Biz burada sağ cephenin düşünce ve eylem yönünden mimarları sayabileceğimiz iki dergiden söz edeceğiz. Birincisi 1943 yılı sonlarına doğru çıkmaya başlayan Necip Fazıl'ın yönetimindeki Büyük Doğu dergisi, diğeri ise Büyük Doğu ile arasında "derin bağlar bulunan" Osman Yüksel Serdengeçti'nin 1947 yılı Nisan'ından başlayarak yayımladığı Serdengeçti dergisidir. Bu ikisi arasındaki görece farklılık yalnızca biçimseldir. Serdengeçti görünüşte milliyetçi söyleme daha fazla ağırlık verir bir havadadır. Ancak her ikisinin de karşıtlıkları ve düşmanlıkları aynıdır. Dayanakları ise gerçekte milliyetçilik değil; tutuculuk, mukaddesatçılık, Osmanlıcılık, Ümmetçilik ve Nurculuktur. Her iksinde de ortak öge dayandıkları kavramların dinsel çıkışlı olması ve dinsel yönden meşru sayılma koşuluna bağlanmasıdır. Bu iki derginin yanında Nureddin Topçu'nun yine o yıllarda çıkarmağa başladığı "Hareket" dergisini de bu çerçeve içerisinde değerlendirmek gerekir. Çünkü Topçu, gerek Büyük Doğu'da, gerekse Serdengeçti'de makaleleri yayımlanmış bir kimsedir ve onun bayraktarlığını yaptığı İslami-Anadoluculuk Düşüncesi ve esprisi bu iki dergiye de egemendir.

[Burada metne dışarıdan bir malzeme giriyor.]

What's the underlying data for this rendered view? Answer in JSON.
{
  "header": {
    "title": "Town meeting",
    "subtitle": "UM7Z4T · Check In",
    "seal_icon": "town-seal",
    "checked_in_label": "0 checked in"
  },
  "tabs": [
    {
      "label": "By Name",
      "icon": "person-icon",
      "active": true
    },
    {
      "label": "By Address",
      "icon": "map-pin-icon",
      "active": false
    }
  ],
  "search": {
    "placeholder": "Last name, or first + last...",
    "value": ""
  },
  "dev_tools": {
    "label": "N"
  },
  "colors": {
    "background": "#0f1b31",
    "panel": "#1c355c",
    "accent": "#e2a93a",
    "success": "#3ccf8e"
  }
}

Her iki dergi yönünden de ilk başlarda, bugün de takiyyecilik olarak değerlendirilen davranışı gözlemek mümkündür. Söz gelimi, 1943-1946 arasında Büyük Doğu, sanat-kültür-edebiyat ağırlıklı bir dergi görüntüsündedir ve dönemin birçok tanınmış yazarına yer vermiştir. Ancak 1946'dan başlayarak bu dergi bütünüyle Cumhuriyet ve Atatürk karşıtı bir çizgiyle ortaya çıkmaktadır. Yine de bu derginin ilk sayılarında Atatürk devrimleri gardrop inkılapçılığı olarak hafife alınır. "Dünkü yobaz din yolunun softasıydı, bugünkü dinsizlik yolunun"; "laik milliyetçilik=dinsiz milliyetçilik" tanımlamaları bu karşıtlığın ilk anlamlı işaretleridir. Aynı biçimde Serdengeçti'nin ilk sayısındaki başyazıda M.K.Atatürk'ün sözlerine göndermeler var ise de; yazının girişi şöyle başlamaktadır.
"Allahtan başka kimseden korkmuyoruz. Bizler münkir değiliz. Tanrıdağı kadar Türk, Hıradağı kadar Müslümanız." Bu söylem, açıktan açığa Cumhuriyet döneminin laik Türk ulusu tanımına, Cumhuriyetin ulus temeline ve yalın Türk kavramına doğrudan doğruya bir tepkidir. "Tanrıdağı kadar Türk, Hıradağı kadar müslümanız" sloganı 1969'dan sonra MHP'nin de çok sık kullandığı bir slogandır ve bu adına Türk-İslam sentezi denilen görüşün en açık ve somut bir yansımasıdır.
Bu söylem, aynı zamanda laik Türk Cumhuriyetinin ulus temeline itirazların, kendilerini Türk ulusuna bağlı görmeyen bir takım müslüman unsurlarca, sahte ortak paydalar yaratılmak suretiyle ifadesinden ibarettir.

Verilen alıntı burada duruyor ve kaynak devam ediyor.